Ahora bien, quienes la llaman Madre de la Historia Natural no lo hacen por esa “maternidad”, correspondiente al tratamiento de cortesía debido a las superioras de las órdenes religiosas. Antes, al contrario, la maternidad de Hildegard von Bingen, para los escépticos, se refiere a su gran contribución al conocimiento empírico de la naturaleza y la medicina. Sus escritos —Physica. Libro de medicina sencilla. Libro sobre las propiedades naturales de las cosas creadas— incluyen detalladas observaciones sobre plantas, animales y minerales, junto con sus usos medicinales. Su enfoque holístico y su visión única la hacen una figura fascinante en la historia de la ciencia y de su vida, y hacen un momento estelar de la humanidad entera.

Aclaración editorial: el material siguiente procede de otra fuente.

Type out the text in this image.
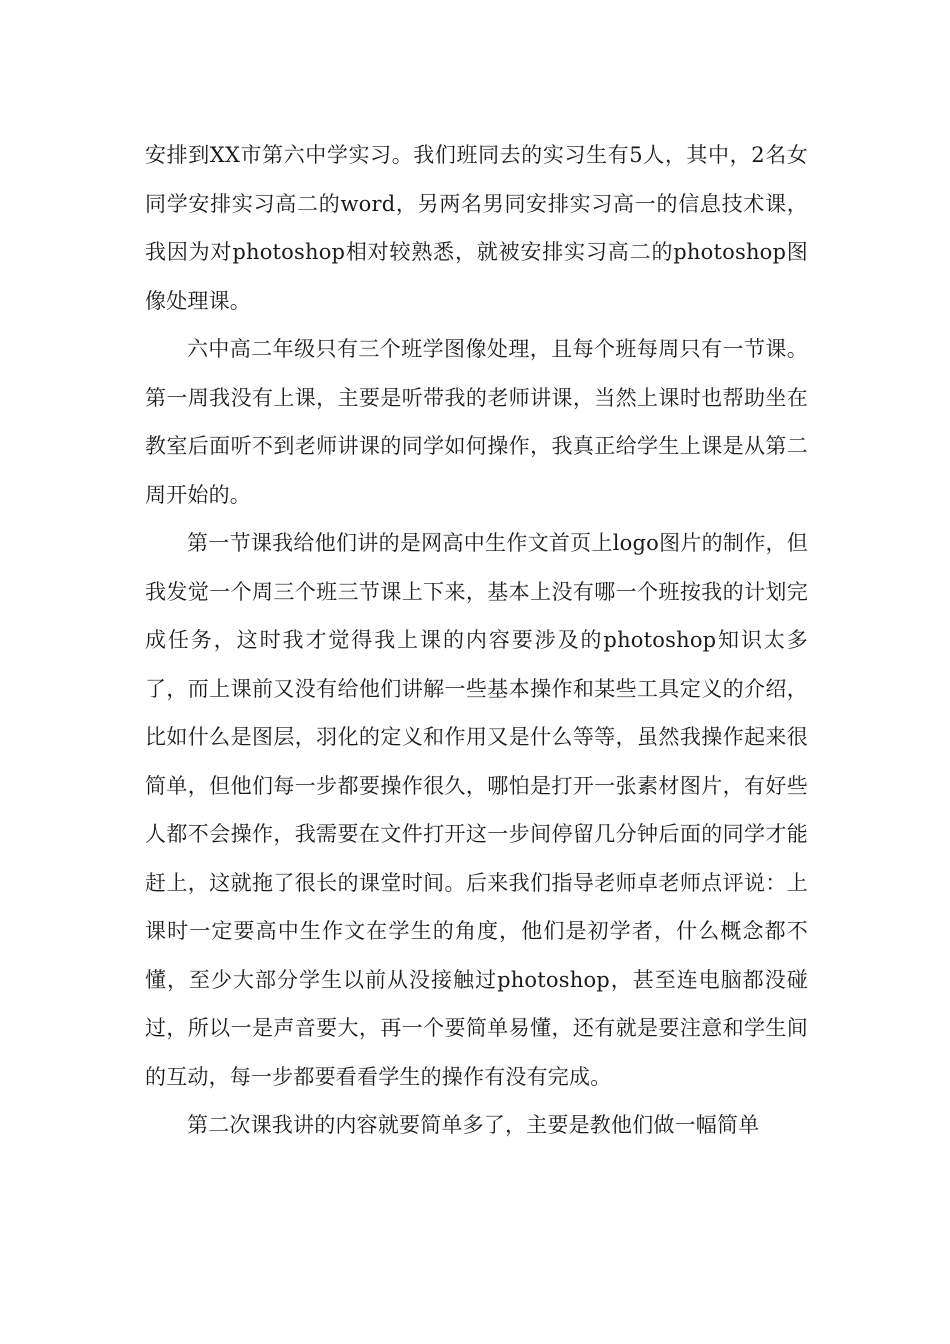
安排到XX市第六中学实习。我们班同去的实习生有5人，其中，2名女同学安排实习高二的word，另两名男同安排实习高一的信息技术课，我因为对photoshop相对较熟悉，就被安排实习高二的photoshop图像处理课。

六中高二年级只有三个班学图像处理，且每个班每周只有一节课。第一周我没有上课，主要是听带我的老师讲课，当然上课时也帮助坐在教室后面听不到老师讲课的同学如何操作，我真正给学生上课是从第二周开始的。

第一节课我给他们讲的是网高中生作文首页上logo图片的制作，但我发觉一个周三个班三节课上下来，基本上没有哪一个班按我的计划完成任务，这时我才觉得我上课的内容要涉及的photoshop知识太多了，而上课前又没有给他们讲解一些基本操作和某些工具定义的介绍，比如什么是图层，羽化的定义和作用又是什么等等，虽然我操作起来很简单，但他们每一步都要操作很久，哪怕是打开一张素材图片，有好些人都不会操作，我需要在文件打开这一步间停留几分钟后面的同学才能赶上，这就拖了很长的课堂时间。后来我们指导老师卓老师点评说：上课时一定要高中生作文在学生的角度，他们是初学者，什么概念都不懂，至少大部分学生以前从没接触过photoshop，甚至连电脑都没碰过，所以一是声音要大，再一个要简单易懂，还有就是要注意和学生间的互动，每一步都要看看学生的操作有没有完成。

第二次课我讲的内容就要简单多了，主要是教他们做一幅简单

Pero hablar de Santa Hildegarda es hablar de sus visiones. La propia abadesa dio noticia de esas iluminaciones en sus textos, compilados por primera vez en el Scivias, cuya edición príncipe, al cuidado de Jacobus Faber, está fechada en el París de 1513: “A los tres años vi una luz tal que mi alma tembló, pero debido a mi niñez nada pude proferir acerca de esto —escribe von Bingen—. A los ocho años fui ofrecida a dios para la vida espiritual y hasta los quince vi mucho y explicaba algo de un modo muy simple”.

Fueron sus visiones las que impulsaron sus grandes obras proféticas —Liber vitae meritorium, Liber divinorum operum—, y algo muy parecido a un milagro debió de ser la inspiración de su setentena larga de canciones litúrgicas, escritas sin haber recibido formación musical alguna.

Básicamente, sabemos de la santa, extraordinaria figura femenina para las cosas del siglo —y para la Iglesia de su tiempo era “del siglo” todo lo seglar, cuanto no concernía a la vida eclesiástica— por el monje Theoderich von Echternach, que al poco de morir Hildegard consignaba su vida por escrito para la posteridad y el regocijo de los creyentes y las feministas. Así se escribe la Historia, la del siglo y la de la Iglesia.